Japanese Prime Minister Junichiro Koizumi's tactics have been so extreme that a member of his own Liberal Democratic Party, Housei Norota, says: "It's like suicide bombing."

Late last month, an LDP member of the Diet (parliament) who had spoken against Koizumi's pet project, and was then pushed into voting for it by his own faction within the party, was even driven to hang himself.

And what is this pet project that causes so much anguish? Post office reform, of course.

Now there's going to be an election about it, and the LDP might lose power in Japan for only the second time in 50 years.

Koizumi pushed the post office reforms through the lower house of the Diet last month by a majority of just five votes, but 51 LDP members either voted against them or abstained.

He was less lucky on Monday in the upper house, where 22 members of his own party voted against the reform project and it was defeated.

So what does he do now? He can't override the upper house, because that takes a two-thirds majority in the lower house, which he obviously doesn't have. He can't call a new election for the upper house because the constitution doesn't let him.

So he dissolves the lower house and commits the country to an election two years ahead of schedule, on September 11, presumably in the hope of getting a two-thirds majority.
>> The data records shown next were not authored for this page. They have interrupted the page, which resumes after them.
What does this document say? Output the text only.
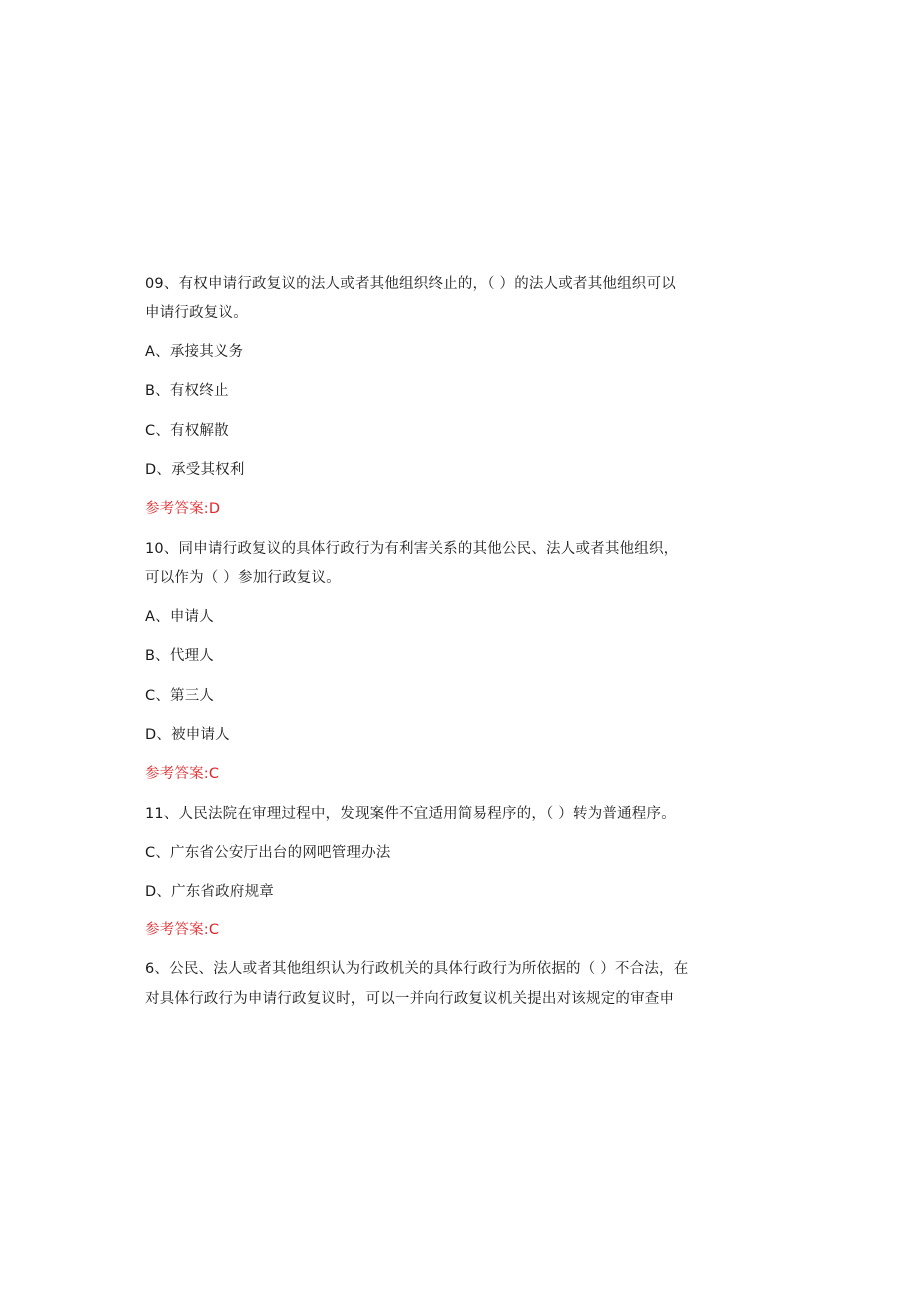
09、有权申请行政复议的法人或者其他组织终止的，（ ）的法人或者其他组织可以
申请行政复议。
A、承接其义务
B、有权终止
C、有权解散
D、承受其权利
参考答案:D
10、同申请行政复议的具体行政行为有利害关系的其他公民、法人或者其他组织，
可以作为（ ）参加行政复议。
A、申请人
B、代理人
C、第三人
D、被申请人
参考答案:C
11、人民法院在审理过程中，发现案件不宜适用简易程序的，（ ）转为普通程序。
C、广东省公安厅出台的网吧管理办法
D、广东省政府规章
参考答案:C
6、公民、法人或者其他组织认为行政机关的具体行政行为所依据的（ ）不合法，在
对具体行政行为申请行政复议时，可以一并向行政复议机关提出对该规定的审查申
Only there isn't any hope of that. The polls suggest that the LDP may even lose its majority to the biggest opposition party, the Democratic Party of Japan (DPJ). All this over post office reform?

Koizumi was always a maverick within his deeply conformist party, from his 70s rock-star hair to his obvious contempt for the factions that have always dominated the LDP's internal politics.
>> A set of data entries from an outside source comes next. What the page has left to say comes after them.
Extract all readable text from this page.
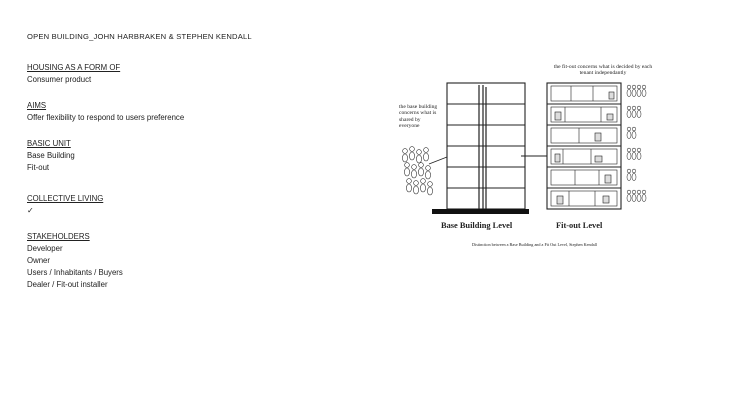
OPEN BUILDING_JOHN HARBRAKEN & STEPHEN KENDALL
HOUSING AS A FORM OF
Consumer product
AIMS
Offer flexibility to respond to users preference
BASIC UNIT
Base Building
Fit-out
COLLECTIVE LIVING
✓
STAKEHOLDERS
Developer
Owner
Users / Inhabitants / Buyers
Dealer / Fit-out installer
the base building concerns what is shared by everyone
the fit-out concerns what is decided by each tenant independantly
Base Building Level	Fit-out Level
Distinction between a Base Building and a Fit Out Level, Stephen Kendall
He is Japan's longest-serving Prime Minister in two decades, but his main purpose in seeking the leadership job in 2001 was to reform the faction-driven, patronage-ridden LDP that has dominated Japanese politics for so long. And if he couldn't do that, he was prepared to kill it.

What has reforming the post office got to do with that? Japan Post is the largest financial institution in the world, with almost $3 trillion in savings and deposits.

It is Japan's biggest savings bank, with 10 times as many branches (25,000) as all seven of Japan's main national banks combined. And 85 per cent of adult Japanese have postal savings accounts.

It also writes 40 per cent of the insurance policies in the world's second-richest country. On the side, it delivers the mail.